Credit to Savannah Wandzel

Junior Maggie Cox brushes a goat in the Children’s Zoo. Cox typically works in the Living World Building at the St. Louis Zoo.

By Sarah Zimmerman

Whether rain or shine, junior Maggie Cox volunteers at the St. Louis Zoo in the Zoo ALIVE (Active Leaders in Volunteer Education) program year round to teach kids about conservation and animals, while she learns life lessons and leadership.

“It helps volunteers because they have to learn how to schedule their life,” Eve Cooney, Manager of Youth Programs at the St. Louis Zoo, said. “I’ve heard from the volunteers that it’s a really great experience from that perspective, with learning to schedule transportation and meet deadlines. Another one of the biggest impacts is they meet people with similar interests and make lifelong friends.
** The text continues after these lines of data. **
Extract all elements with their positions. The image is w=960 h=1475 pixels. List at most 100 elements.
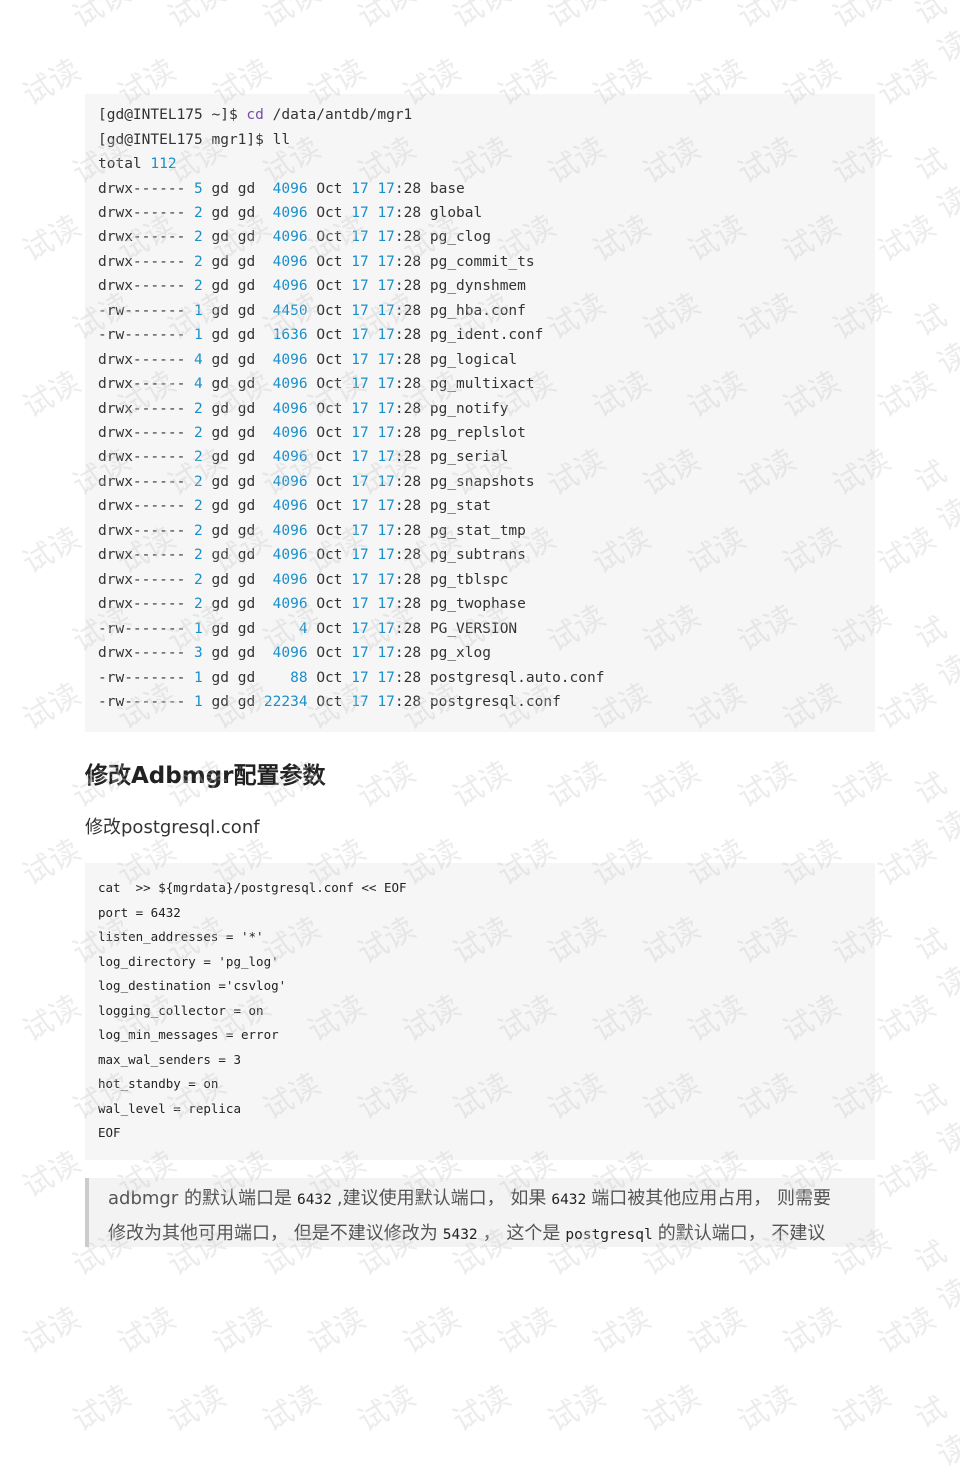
ls-field: 2: [194, 473, 203, 490]
ls-field: Oct: [316, 302, 343, 319]
ls-field: 17: [351, 425, 369, 441]
config-line: wal_level = replica: [98, 1100, 241, 1116]
ls-field: :28: [394, 278, 422, 295]
watermark-text: 试读: [17, 988, 87, 1050]
watermark-text: 试读: [872, 208, 942, 270]
ls-field: gd: [211, 669, 229, 686]
watermark-text: 试读: [777, 1300, 847, 1362]
ls-field: pg_notify: [429, 400, 509, 417]
ls-field: 17: [377, 571, 395, 588]
ls-field: gd: [211, 253, 229, 270]
ls-row: drwx------ 2 gd gd 4096 Oct 17 17:28 pg_…: [98, 474, 535, 490]
ls-field: Oct: [316, 498, 343, 515]
ls-row: drwx------ 3 gd gd 4096 Oct 17 17:28 pg_…: [98, 645, 491, 661]
watermark-text: 试读: [17, 1144, 87, 1206]
ls-field: pg_dynshmem: [429, 278, 526, 295]
config-line: hot_standby = on: [98, 1076, 219, 1091]
ls-field: drwx------: [98, 645, 186, 662]
ls-field: 2: [194, 522, 203, 539]
ls-field: Oct: [316, 645, 343, 662]
watermark-text: 试读: [447, 0, 517, 36]
ls-field: 17: [377, 669, 395, 686]
ls-field: base: [429, 180, 465, 197]
ls-field: drwx------: [98, 204, 186, 221]
ls-field: gd: [237, 278, 256, 295]
watermark-text: 试读: [732, 0, 802, 36]
ls-field: pg_xlog: [429, 645, 491, 662]
ls-field: gd: [211, 327, 229, 344]
ls-field: 17: [351, 522, 369, 539]
ls-field: gd: [211, 620, 229, 637]
ls-row: drwx------ 2 gd gd 4096 Oct 17 17:28 pg_…: [98, 572, 508, 588]
ls-field: :28: [394, 473, 422, 490]
config-code-block: cat >> ${mgrdata}/postgresql.conf << EOF…: [85, 863, 875, 1160]
ls-field: 4096: [263, 229, 308, 246]
ls-field: gd: [237, 596, 256, 613]
ls-field: 4096: [263, 253, 308, 270]
ls-field: 2: [194, 571, 203, 588]
ls-field: gd: [237, 376, 256, 393]
ls-field: -rw-------: [98, 327, 186, 344]
ls-field: Oct: [316, 253, 343, 270]
config-line: log_directory = 'pg_log': [98, 953, 279, 969]
inline-code: 6432: [551, 1192, 587, 1208]
ls-field: 17: [351, 596, 369, 613]
ls-field: drwx------: [98, 571, 186, 588]
ls-field: pg_twophase: [429, 596, 526, 613]
ls-field: 17: [351, 327, 369, 344]
terminal-line: [gd@INTEL175 mgr1]$ ll: [98, 131, 291, 148]
watermark-text: 试读: [257, 1378, 327, 1440]
ls-field: Oct: [316, 522, 343, 539]
ls-field: 17: [377, 302, 395, 319]
ls-field: :28: [394, 620, 422, 637]
ls-field: 17: [351, 204, 369, 221]
ls-field: gd: [237, 229, 256, 246]
ls-row: -rw------- 1 gd gd 4450 Oct 17 17:28 pg_…: [98, 303, 526, 319]
watermark-text: 试读: [872, 988, 942, 1050]
ls-field: drwx------: [98, 376, 186, 393]
ls-field: pg_ident.conf: [429, 327, 544, 344]
ls-field: 2: [194, 498, 203, 515]
ls-field: gd: [211, 351, 229, 368]
watermark-text: 试读: [682, 1300, 752, 1362]
note-text: 修改为其他可用端口， 但是不建议修改为: [108, 1223, 438, 1244]
ls-field: pg_clog: [429, 229, 491, 246]
ls-field: PG_VERSION: [429, 620, 518, 637]
ls-field: 17: [377, 449, 395, 466]
ls-field: gd: [211, 571, 229, 588]
ls-field: 17: [351, 229, 369, 246]
ls-field: drwx------: [98, 425, 186, 441]
watermark-text: 试读: [909, 1078, 960, 1162]
config-line: logging_collector = on: [98, 1002, 264, 1018]
ls-field: 2: [194, 596, 203, 613]
ls-field: 17: [377, 278, 395, 295]
ls-field: gd: [237, 351, 256, 368]
ls-field: gd: [211, 522, 229, 539]
ls-row: drwx------ 2 gd gd 4096 Oct 17 17:28 pg_…: [98, 425, 526, 441]
watermark-text: 试读: [67, 0, 137, 36]
watermark-text: 试读: [302, 1300, 372, 1362]
watermark-text: 试读: [827, 1378, 897, 1440]
ls-field: gd: [237, 204, 256, 221]
ls-field: Oct: [316, 180, 343, 197]
ls-row: -rw------- 1 gd gd 1636 Oct 17 17:28 pg_…: [98, 327, 543, 343]
ls-row: drwx------ 2 gd gd 4096 Oct 17 17:28 pg_…: [98, 401, 508, 417]
ls-field: Oct: [316, 376, 343, 393]
watermark-text: 试读: [732, 754, 802, 816]
ls-field: 2: [194, 253, 203, 270]
command: cd: [246, 107, 264, 123]
ls-field: 17: [351, 253, 369, 270]
ls-field: Oct: [316, 351, 343, 368]
ls-field: gd: [237, 669, 256, 686]
ls-field: pg_snapshots: [429, 473, 535, 490]
ls-field: 1: [194, 620, 203, 637]
ls-field: drwx------: [98, 522, 186, 539]
ls-field: 1: [194, 693, 203, 710]
ls-field: :28: [394, 302, 422, 319]
ls-field: postgresql.auto.conf: [429, 669, 605, 686]
watermark-text: 试读: [909, 766, 960, 850]
ls-field: 17: [377, 351, 395, 368]
ls-field: gd: [211, 645, 229, 662]
watermark-text: 试读: [162, 1378, 232, 1440]
ls-field: gd: [211, 400, 229, 417]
It’s really just a special experience and the volunteers get to learn about actions to help the earth and they can see how they can make a difference.”

At least twice a month, Maggie must attend meetings to learn about activities she will conduct for younger children and students. On top of that, every year, she must volunteer for two consecutive weeks at the summer camp program Camp KangaZoo, which according to Maggie, is a large time commitment. At the camp, Maggie is a camp counselor who conducts conservation-based games and crafts and teaches the kids about different animals and how they can help them. This opportunity to teach youth gives her more responsibility and leadership opportunities.

“She’s grown as a leader by showing example, not just to the children, but to the other volunteers… that you do the best job that you can do,” mother Jane Cox said. “I think it’s been a really good thing for her. It’s kept her busy and it’s given her work experience. I think it’s been a good experience.”

Regardless of the time commitment, Maggie finds volunteering rewarding to both help teach the younger students and be a leader to providing a role model for the younger kids she guides. By singing animal songs and helping kids in the Discovery Room, she is able to encourage the younger kids that science and education is important.

“The biggest impact that it’s had on me overall is that it’s helped me realize how I can help other people and how that can affect them and how all my actions have impact on others,” Maggie said. “If I’m trying to help other people, then that might bring them to help other people too.”